The decision was taken by the company's supervisory board on Sept. 18, according to the emailed statement.
"Since 2022, the economic and political-regulatory conditions have significantly deteriorated," it said, adding that the company is still awaiting the regulatory changes promised by the federal government.
Salzgitter added that the federal government must act to support the German steel industry by providing a sustainable, secure, and affordable energy supply; accelerating the ramp-up of the hydrogen market; supporting the adoption of carbon-accounted steel products; and advocating for consistent trade protection at the EU level.
The delay comes as European steelmakers grapple with weak demand, high energy costs, and competition from imports, particularly from China.
While Phase One, involving the construction of a direct reduction unit, an electric arc furnace, and an electrolysis plant, remains on track to launch in 2027, Salzgitter will now postpone an investment decision on Phases Two and Three until 2028/29, instead of 2026 as previously planned.
Similar projects by companies like ThyssenKrupp and ArcelorMittal have also faced challenges related to funding, regulatory support, and market conditions.
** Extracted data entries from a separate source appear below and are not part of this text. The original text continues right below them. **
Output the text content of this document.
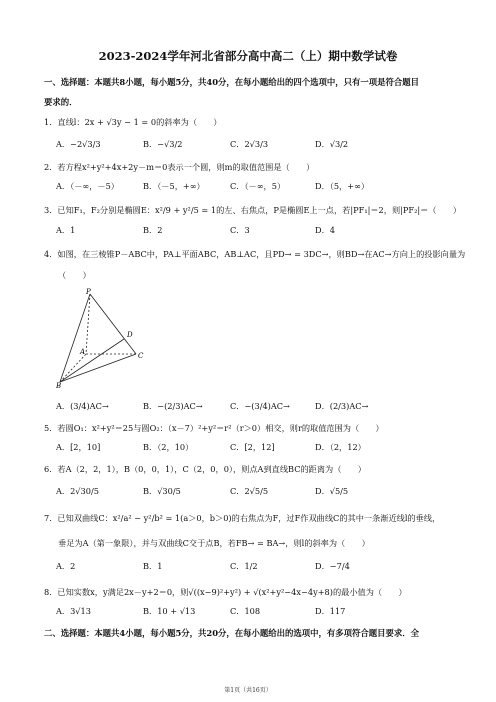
2023-2024学年河北省部分高中高二（上）期中数学试卷
一、选择题：本题共8小题，每小题5分，共40分，在每小题给出的四个选项中，只有一项是符合题目
要求的．
1．直线l：2x + √3y − 1 = 0的斜率为（　　）
A．−2√3/3	B．−√3/2	C．2√3/3	D．√3/2
2．若方程x²+y²+4x+2y－m＝0表示一个圆，则m的取值范围是（　　）
A．（－∞，－5）	B．（－5，+∞）	C．（－∞，5）	D．（5，+∞）
3．已知F₁，F₂分别是椭圆E：x²/9 + y²/5 = 1的左、右焦点，P是椭圆E上一点，若|PF₁|＝2，则|PF₂|＝（　　）
A．1	B．2	C．3	D．4
4．如图，在三棱锥P－ABC中，PA⊥平面ABC，AB⊥AC，且PD→ = 3DC→，则BD→在AC→方向上的投影向量为
（　　）
P
D
A	C
B
A．(3/4)AC→	B．−(2/3)AC→	C．−(3/4)AC→	D．(2/3)AC→
5．若圆O₁：x²+y²＝25与圆O₂：（x－7）²+y²＝r²（r＞0）相交，则r的取值范围为（　　）
A．[2，10]	B．（2，10）	C．[2，12]	D．（2，12）
6．若A（2，2，1），B（0，0，1），C（2，0，0），则点A到直线BC的距离为（　　）
A．2√30/5	B．√30/5	C．2√5/5	D．√5/5
7．已知双曲线C：x²/a² − y²/b² = 1(a＞0，b＞0)的右焦点为F，过F作双曲线C的其中一条渐近线l的垂线，
垂足为A（第一象限），并与双曲线C交于点B，若FB→ = BA→，则l的斜率为（　　）
A．2	B．1	C．1/2	D．−7/4
8．已知实数x，y满足2x－y+2＝0，则√((x−9)²+y²) + √(x²+y²−4x−4y+8)的最小值为（　　）
A．3√13	B．10 + √13	C．108	D．117
二、选择题：本题共4小题，每小题5分，共20分，在每小题给出的选项中，有多项符合题目要求．全
第1页（共16页）
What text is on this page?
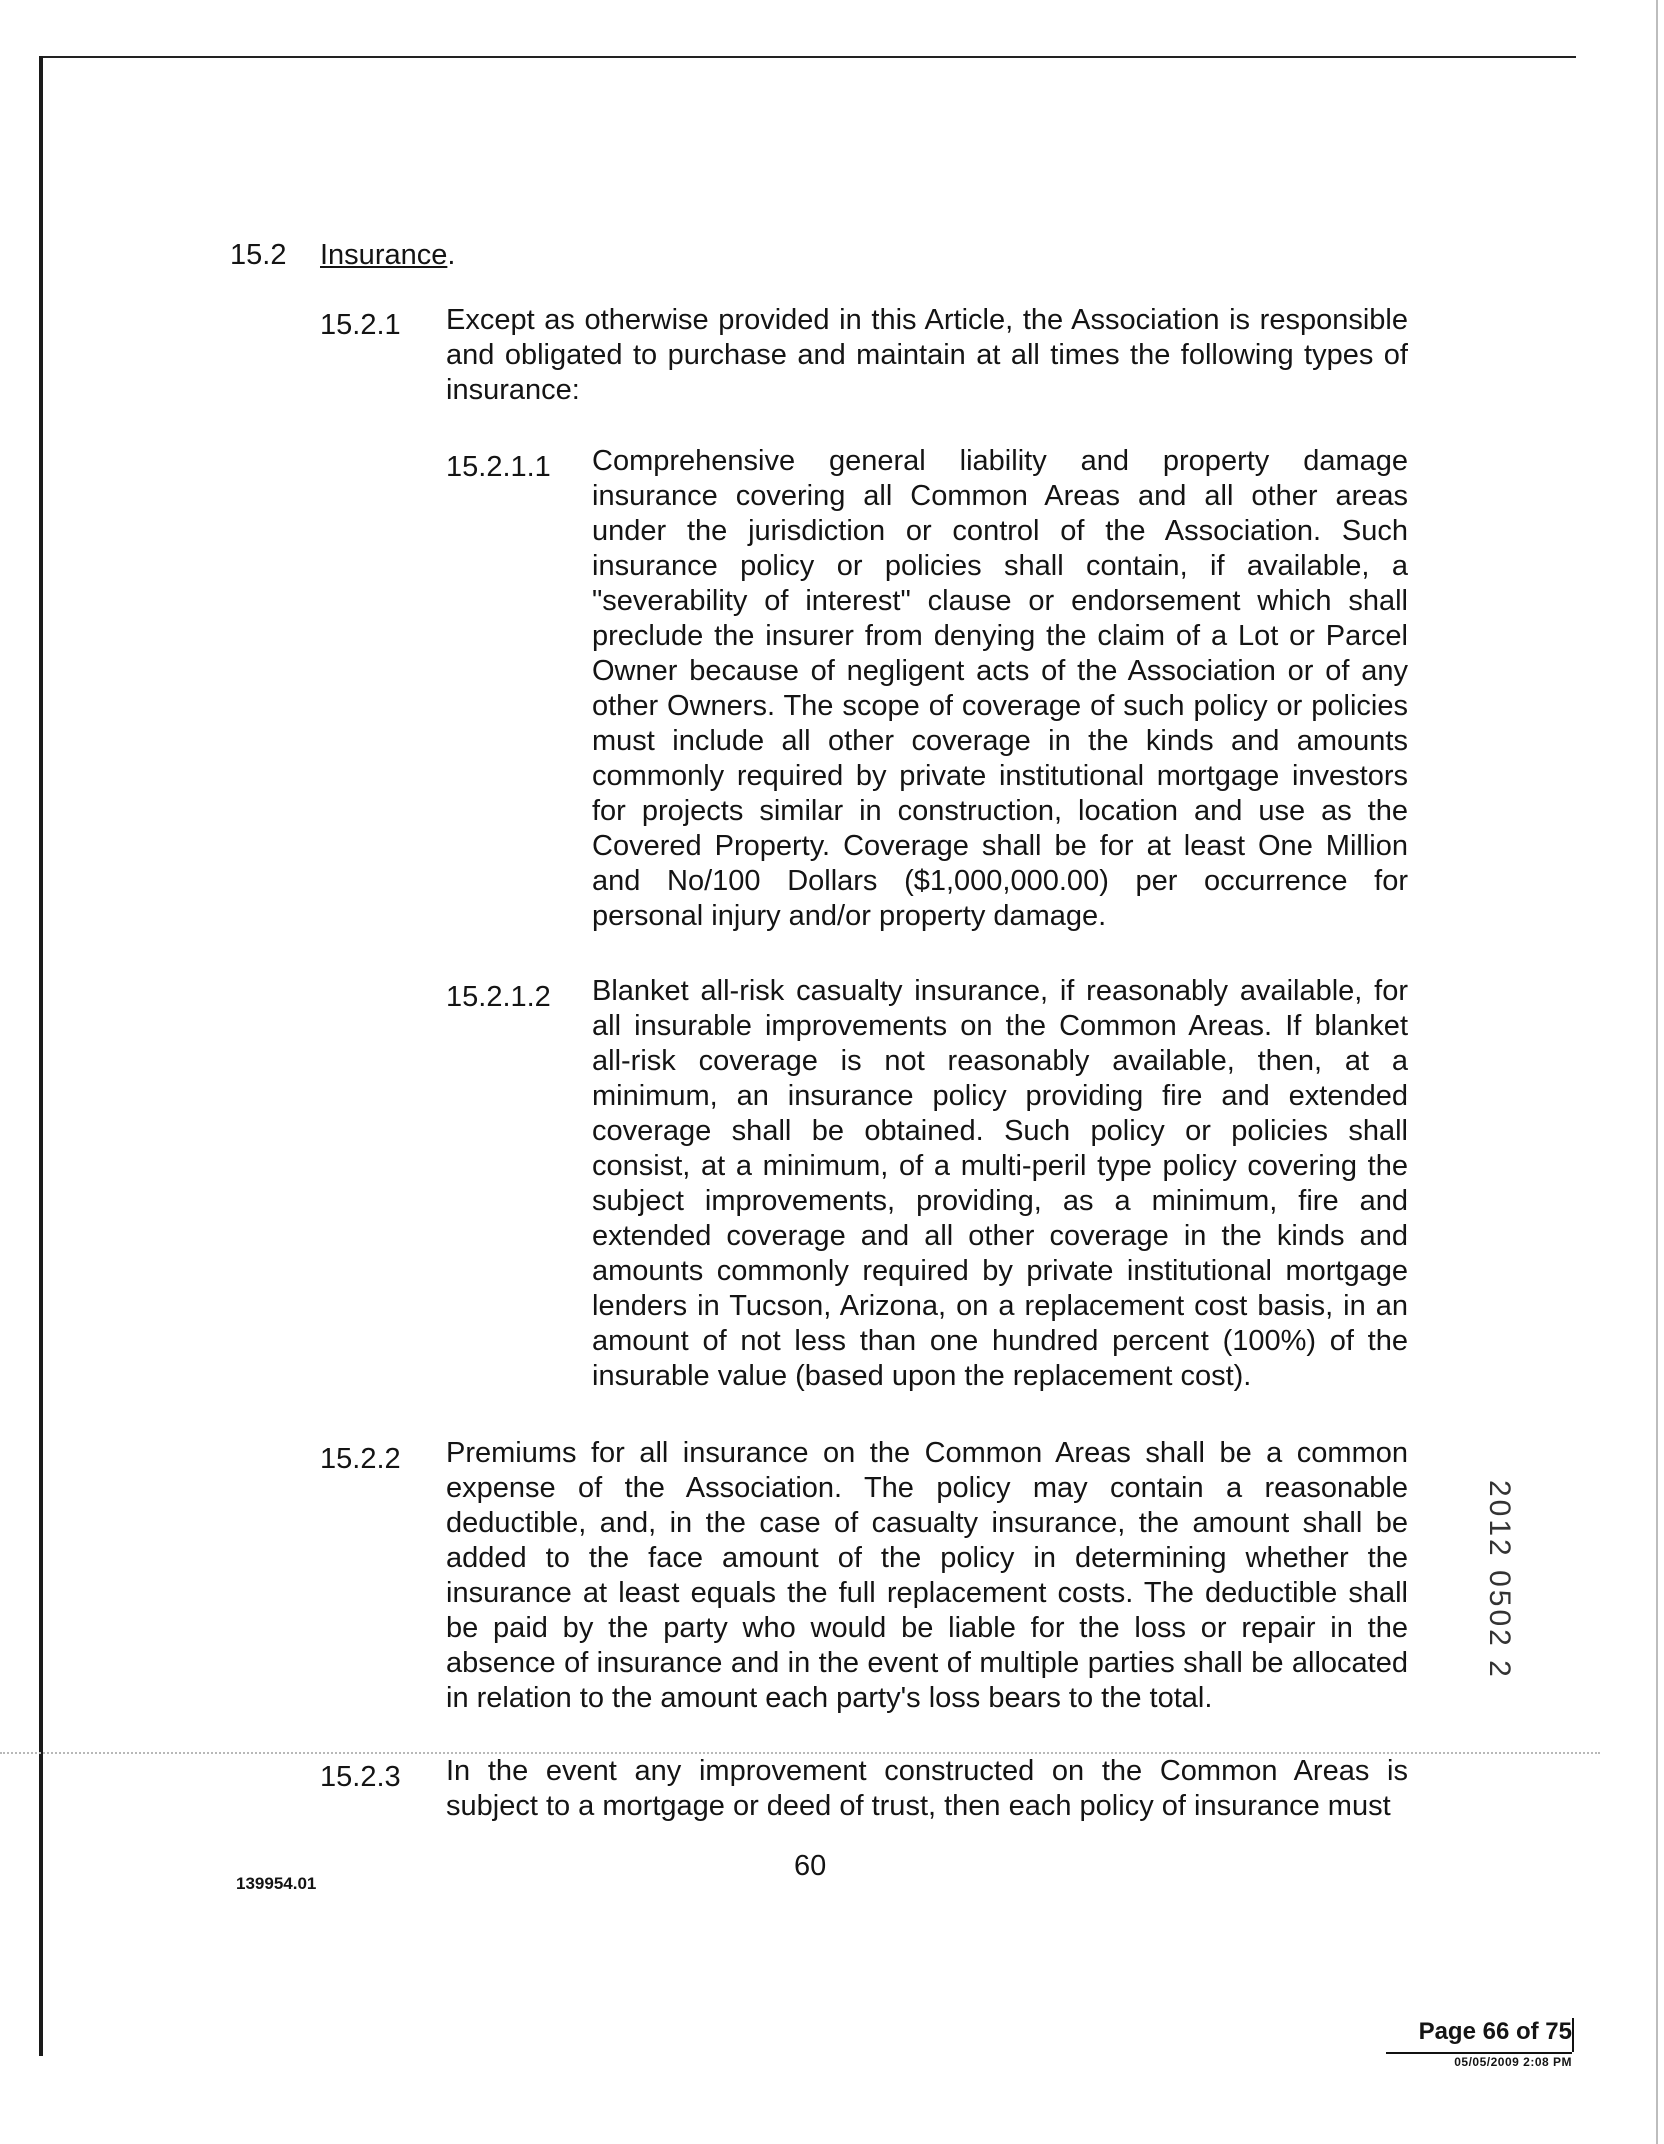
15.2 Insurance.
15.2.1 Except as otherwise provided in this Article, the Association is responsible and obligated to purchase and maintain at all times the following types of insurance:

15.2.1.1 Comprehensive general liability and property damage insurance covering all Common Areas and all other areas under the jurisdiction or control of the Association. Such insurance policy or policies shall contain, if available, a "severability of interest" clause or endorsement which shall preclude the insurer from denying the claim of a Lot or Parcel Owner because of negligent acts of the Association or of any other Owners. The scope of coverage of such policy or policies must include all other coverage in the kinds and amounts commonly required by private institutional mortgage investors for projects similar in construction, location and use as the Covered Property. Coverage shall be for at least One Million and No/100 Dollars ($1,000,000.00) per occurrence for personal injury and/or property damage.

15.2.1.2 Blanket all-risk casualty insurance, if reasonably available, for all insurable improvements on the Common Areas. If blanket all-risk coverage is not reasonably available, then, at a minimum, an insurance policy providing fire and extended coverage shall be obtained. Such policy or policies shall consist, at a minimum, of a multi-peril type policy covering the subject improvements, providing, as a minimum, fire and extended coverage and all other coverage in the kinds and amounts commonly required by private institutional mortgage lenders in Tucson, Arizona, on a replacement cost basis, in an amount of not less than one hundred percent (100%) of the insurable value (based upon the replacement cost).

15.2.2 Premiums for all insurance on the Common Areas shall be a common expense of the Association. The policy may contain a reasonable deductible, and, in the case of casualty insurance, the amount shall be added to the face amount of the policy in determining whether the insurance at least equals the full replacement costs. The deductible shall be paid by the party who would be liable for the loss or repair in the absence of insurance and in the event of multiple parties shall be allocated in relation to the amount each party's loss bears to the total.

15.2.3 In the event any improvement constructed on the Common Areas is subject to a mortgage or deed of trust, then each policy of insurance must

2012 0502 2
139954.01
60
Page 66 of 75
05/05/2009 2:08 PM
The Eur2.5 billion ($2.9 billion) Salcos project was officially launched in 2019 and is part of Salzgitter's broader strategy to reduce CO2 emissions in its steel production processes and transition from traditional blast furnace to hydrogen-based steelmaking processes by 2033, cutting overall CO2 emissions by an estimated 95%.
The company started construction of the 100-MW phase one electrolyzer in February, which is to produce 9,000 mt/year of renewable hydrogen, supporting phase one requirements of 150,000 mt/year for steel production.
The electrolysis plant will be among the largest green hydrogen facilities in Europe to date.
In June 2024, Salzgitter opened a tender to source up to 120,000 mt/year of renewable hydrogen for the Salcos project.
The tender was for supplies from 2027, subject to connection to the planned German hydrogen pipeline network.
Salzgitter previously said it was planning to use up to a total of 150,000 mt/year of hydrogen at its steel production plant, including the 9,000 mt/year produced from its own 100-MW electrolyzer from 2026.
Platts, part of S&P Global Energy, assessed the cost of green hydrogen production via alkaline electrolysis in Germany, backed by renewable power purchase agreements, at Eur7.08/kg ($8.34/kg) on Sept. 19.
The assessment reflects one possible pathway for producing EU Renewable Energy Directive-compliant green hydrogen.